Moore’s Law Doesn’t Apply to Bandwidth
The internet is arguably humankind’s greatest technological innovation. It has transformed business, government and our personal lives, eroding political borders, creating alliances and new identities for people separated by previously unbridgeable geographic distances and socio-cultural differences. Unfortunately, while it has increased opportunity and positive connection for many, it also has ‘retribalized’ others, even catalyzing terroristic acts among some reactionary groups and easily manipulated ‘lone wolves.’
Moore’s law and computational power
Moore’s Law states that computer power doubles every two years. Most take for granted that this dynamic will continue into the far future. Taken to its limit, something like the ‘singularity’ predicted by Ray Kurzweil could trigger the development of a superintelligence that would trigger inconceivable changes to life, as we know it.
Does Moore’s law apply to increased data transmission speed?
However, Moore’s Law doesn’t apply to data transmission rates/bandwidth. Making that easy assumption threatens to distract IT network engineers from developing strategies to handle tomorrow’s insatiable demand for greater connectivity and speed. Save for the possibility of an unimaginable breakthrough, networks are approaching a limit. More specifically, scientists have described a ‘nonlinear Shannon Limit’ on the quantity of data that can be transmitted through any channel, just as there is a limit to the speed of light.
Why is this common assumption wrong?
- Speed is determined by bandwidth AND latency. Latency is a term that describes how equipment slows the transmission speed of signals This even includes delays caused by direct transmission from satellite to receiver.
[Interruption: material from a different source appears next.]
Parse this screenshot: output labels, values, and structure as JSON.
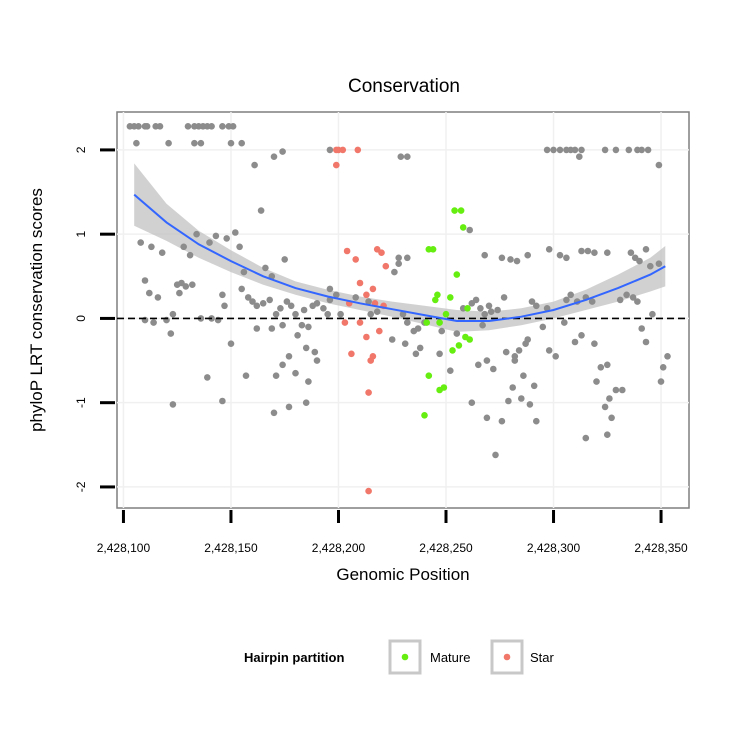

Despite recent reductions in latency, there’s no way to move beyond inherent constraints on speed, even for speed-of-light fiber optics. (Fiber optic cables require amplifiers that slow things down).
- Networks also have ‘schedulability’ limits, i.e., data have to be dissected and rearranged for better outcomes, which also slows things down. This is another aspect of latency, not bandwidth.
- Information ‘packets’ cue up along transmission links and create competition (aka ‘contention’) for delivery.
- When bandwidth increases, demand automatically increases to fill capacity. This can cause regression in performance as excessive demand undermines the stability (aka “stationarity”) of transmission.
Bottom Line–While increases in computational power are governed by Moore’s Law, data transmission speed and capacity have limits that are likely to not only exceed demand but also work against reductions in cost.